If an Olympic sprinter decides to not wear shoes, then calls everyone who wears them a cheater, that doesn’t make it so. Cheating is the willful act to get around the rules.
Using a banned addon would be cheating, that’s about the only place where it would apply.
That’s not a great comparison. I’m pretty sure the industry standard for sprinting competitions is to wear shoes. Kind of like how industry standard for MMO’s is to punish the usage of third party add-ons and programs.
Blizzard should just put put the functionality into the game themselves, but they instead use wow players as unpaid UI developers to perform tasks that would otherwise require them to pay employees and devote manpower to.
It’s more fiscally reasonable for WoW to just sanction what is otherwise acknowledged in the industry as punishabe conduct, whether it’s addons or RMT.
I disagree, especially when we get to the realm of privately created addons that you do not find on curseforge and other addon websites. On top of that, Blizzard’s own TOS states that addons must not have adverse impact to other players–which is a really weird distinction to make in any game that has a PVP mode.
I guess I can agree to this. The cheating claim is largely mitigated by the fact that like 99.9% of addons are widely available to the public. Then we have 0.1% of addons that do things like make certain totems 10x bigger for ease of targetting or addons that use external code to make /target of certain things work again.
Like I said, the people who insist that they won’t play with addons because they consider it cheating are stupid. Their argument, however, is definitely not without merit.
Yes it is, it’s something they have access to use as well. Them deciding not to is purely on them. Even if we agree with some addons being too powerful.

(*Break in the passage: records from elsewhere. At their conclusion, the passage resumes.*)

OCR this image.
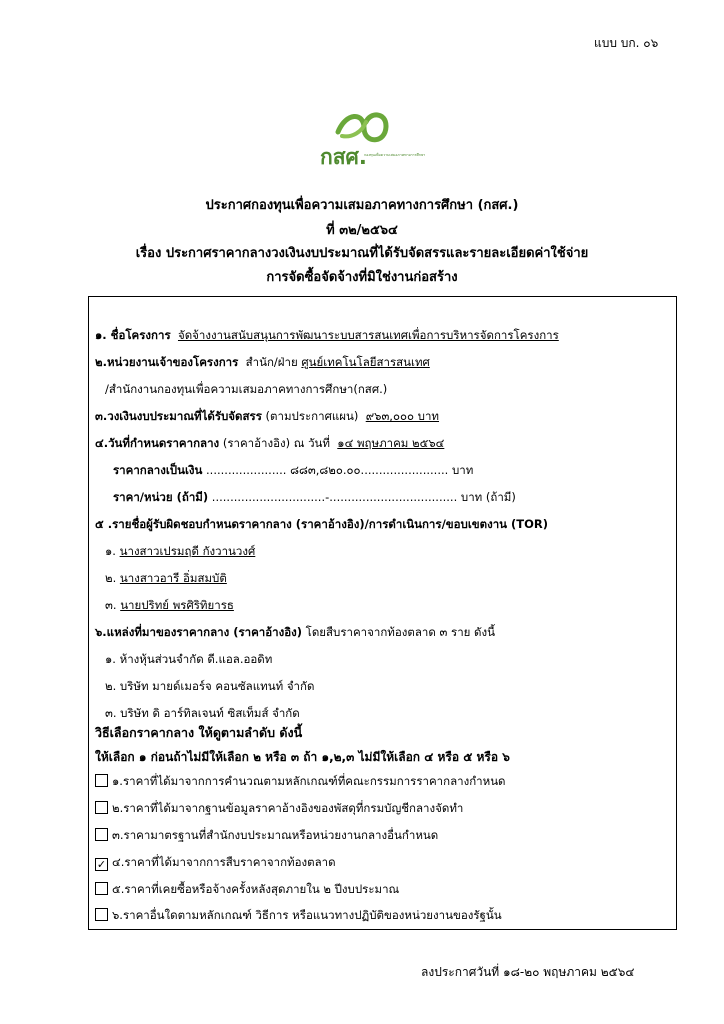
แบบ บก. ๐๖
กสศ.
กองทุนเพื่อความเสมอภาคทางการศึกษา
ประกาศกองทุนเพื่อความเสมอภาคทางการศึกษา (กสศ.)
ที่ ๓๒/๒๕๖๔
เรื่อง ประกาศราคากลางวงเงินงบประมาณที่ได้รับจัดสรรและรายละเอียดค่าใช้จ่าย
การจัดซื้อจัดจ้างที่มิใช่งานก่อสร้าง
๑. ชื่อโครงการ จัดจ้างงานสนับสนุนการพัฒนาระบบสารสนเทศเพื่อการบริหารจัดการโครงการ
๒.หน่วยงานเจ้าของโครงการ สำนัก/ฝ่าย ศูนย์เทคโนโลยีสารสนเทศ
/สำนักงานกองทุนเพื่อความเสมอภาคทางการศึกษา(กสศ.)
๓.วงเงินงบประมาณที่ได้รับจัดสรร (ตามประกาศแผน) ๙๖๓,๐๐๐ บาท
๔.วันที่กำหนดราคากลาง (ราคาอ้างอิง) ณ วันที่ ๑๔ พฤษภาคม ๒๕๖๔
ราคากลางเป็นเงิน ...................... ๘๘๓,๘๒๐.๐๐........................ บาท
ราคา/หน่วย (ถ้ามี) ...............................-................................... บาท (ถ้ามี)
๕ .รายชื่อผู้รับผิดชอบกำหนดราคากลาง (ราคาอ้างอิง)/การดำเนินการ/ขอบเขตงาน (TOR)
๑. นางสาวเปรมฤดี กังวานวงศ์
๒. นางสาวอารี อิ่มสมบัติ
๓. นายปริทย์ พรศิริทิยารธ
๖.แหล่งที่มาของราคากลาง (ราคาอ้างอิง) โดยสืบราคาจากท้องตลาด ๓ ราย ดังนี้
๑. ห้างหุ้นส่วนจำกัด ดี.แอล.ออดิท
๒. บริษัท มายด์เมอร์จ คอนซัลแทนท์ จำกัด
๓. บริษัท ดิ อาร์ทิลเจนท์ ซิสเท็มส์ จำกัด
วิธีเลือกราคากลาง ให้ดูตามลำดับ ดังนี้
ให้เลือก ๑ ก่อนถ้าไม่มีให้เลือก ๒ หรือ ๓ ถ้า ๑,๒,๓ ไม่มีให้เลือก ๔ หรือ ๕ หรือ ๖
๑.ราคาที่ได้มาจากการคำนวณตามหลักเกณฑ์ที่คณะกรรมการราคากลางกำหนด
๒.ราคาที่ได้มาจากฐานข้อมูลราคาอ้างอิงของพัสดุที่กรมบัญชีกลางจัดทำ
๓.ราคามาตรฐานที่สำนักงบประมาณหรือหน่วยงานกลางอื่นกำหนด
✓ ๔.ราคาที่ได้มาจากการสืบราคาจากท้องตลาด
๕.ราคาที่เคยซื้อหรือจ้างครั้งหลังสุดภายใน ๒ ปีงบประมาณ
๖.ราคาอื่นใดตามหลักเกณฑ์ วิธีการ หรือแนวทางปฏิบัติของหน่วยงานของรัฐนั้น
ลงประกาศวันที่ ๑๘-๒๐ พฤษภาคม ๒๕๖๔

I think they’re actually regulated on performance wear. Easy example is swimsuits. To avoid advantages and keep things standardized for poorer countries. I get what you’re saying but bad example
I agree but some of the problem is the fact that some aren’t publicly available. There are some tailored addons that people actually pay money for (also against the TOS).
My official stance is that 99.9% of addons are just things Blizzard is too lazy to code into wow themselves and the otehr 0.1% is actually damaging to the game (because not widely available)
Yea, but you are assuming all the “good mods” are publicly available. I’m pretty sure some are keeping their personally created mods for personal use.
The only reason these types of mods exist in the game is because Blizzard is to cheap to hire people to create them directly for the game. And if mods didn’t exist, I bet half the stuff you see on curse forge would never make it to the live game because they circumvent fundamental game design.
I just went 14-1 using details only, it carried my gameplay to the next lvl. Tab targeting through 50 imps, fighting through the Legion , counter spelling a warrior while ring of frosting the top of the pillar. LF 3s team!!
Ah yes, so now I need to spend my time learning programming code for wow mods in order to create advantages for myself in the game that are not part of the base game.
Sounds like the perfect game!!!
Tell that to people before they play the game for the first time and I bet they would not bother with the game.